Accompagnant les photos qui donnent à penser que Michel Seurat a été exécuté, un communiqué du Djihad islamique fait le point dans cette longue et lancinante affaire d'otages (Le Monde, 12.03.86). Le correspondant du Monde à Beyrouth écrit que "le Djihad islamique s'explique en termes menaçants et insultants pour la France dans un communiqué accompagnant les photos". Qu'en est-il? Le Djihad dit avoir espéré que l'annonce de l'exécution de Michel Seurat "amènerait le gouvernement français à prendre des décisions historiques pour sortir de l'orbite américaine et israélienne et protéger les intérêts du peuple français, en adoptant une politique modérée qui ne serait pas hostile aux musulmans et aux opprimés". S'il y a une petite chance de comprendre quoi que ce soit à l'imbroglio libanais, il faut commencer par essayer de se mettre à la place des gens qui sont sur place, de voir par leurs yeux, ce que n'ont sûrement jamais fait les dirigeants français, qui ne "comprennent pas les gens de là-bas" au dire même du Dr. Raad, à la veille de son retour à Beyrouth. Au Liban (et en Syrie), la France a été puissance coloniale. Elle a participé à la curée qui a suivi la chute de l'empire ottoman pour se bâtir une zone d'influence et une base de pouvoir local. Elle n'a abandonné ce rôle de maître colonial que contrainte et forcée par son propre effondrement en 1940. Mais la logique du système de domination a continué à se faire sentir en dévoluant l'essentiel du pouvoir aux élites maronites. Le clan Gemayel est l'un des derniers héritiers de cette politique française de "protection" des "Lieux Saints" et des minorités chrétiennes. Le mot en dit long. Aujourd'hui encore, on s'agite dans de nombreux secteurs politiques français pour sauver l'hégémonie chrétienne, ou, comme l'on dit, en reprenant un vieux thème de propagande sioniste, pour "sauver" les chrétiens du "génocide". Les diatribes et les livres de polémique anti-musulmanne d'un Péroncel-Hugoz sont typiques à cet égard et ils sont bien accueillis même à gauche.

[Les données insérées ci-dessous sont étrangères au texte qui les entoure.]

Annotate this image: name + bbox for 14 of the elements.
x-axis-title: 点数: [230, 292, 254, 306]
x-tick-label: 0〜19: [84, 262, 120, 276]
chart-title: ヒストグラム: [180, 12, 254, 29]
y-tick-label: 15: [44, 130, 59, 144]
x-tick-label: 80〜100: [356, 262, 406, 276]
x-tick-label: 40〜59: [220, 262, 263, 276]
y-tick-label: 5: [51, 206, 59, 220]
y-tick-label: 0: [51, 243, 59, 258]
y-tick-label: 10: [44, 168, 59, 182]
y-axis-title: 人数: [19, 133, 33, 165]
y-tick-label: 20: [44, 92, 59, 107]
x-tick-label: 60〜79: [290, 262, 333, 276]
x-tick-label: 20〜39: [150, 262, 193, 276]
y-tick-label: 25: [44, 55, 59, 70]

Pourtant, le problème n'est pas là. Tout le monde a toujours fermé les yeux sur le simple fait que la plus grosse masse au Liban était composée essentiellement de gens du Sud, de pauvres chi'ites, ouvriers agricoles, petits paysans exploités par les cheikh et les commerçants, méprisés, oubliés par l'Etat. Qui se souvient des dures luttes sociales qui se déroulèrent dans les campagnes du Sud et qui furent perdues dans le sang, il y a vingt ans? La gauche libanaise avait essayé d'agir mais son crédit était mince. La cause palestinienne a semblé un moment dynamiser cette société vermoulue, minée par la modernisation. La pression, pendant des années, puis finalement l'invasion par les forces israéliennes en 1982 allait soumettre cette société, les pauvres et les chi'ites, souvent confondus, à l'épreuve du feu, à l'enfer de ses canons et de ses bombes au phosphore. Les Occidentaux souriaient, approuvaient plus ou moins discrètement. Les journaux s'enthousiasmèrent pour ces chi'ites qui semblaient accueillir Tsahal avec des fleurs. On vit bientôt que ces bouquets cachaient des poignards. L'armée israélienne, incapable de prendre Beyrouth, subissait une deuxième défaite dans le Sud et se voyait contrainte de l'évacuer. La vie de ces populations sous les canons israéliens ne relève pas de nos fantasmagories sur l'antisémitisme mais d'une réalité quotidiennement atroce et sanglante à côté de quoi l'occupation allemande en France était une partie de croquet. Ces choses-là, nous ne voulons pas les voir. La presse ne les évoque que voilées, déformées, subverties par le sentiment que ces musulmans, après tout, n'ont que ce qu'ils méritent, que rien de tout cela n'arriverait s'ils étaient comme nous, modernes, bourgeois et surtout, non-musulmans.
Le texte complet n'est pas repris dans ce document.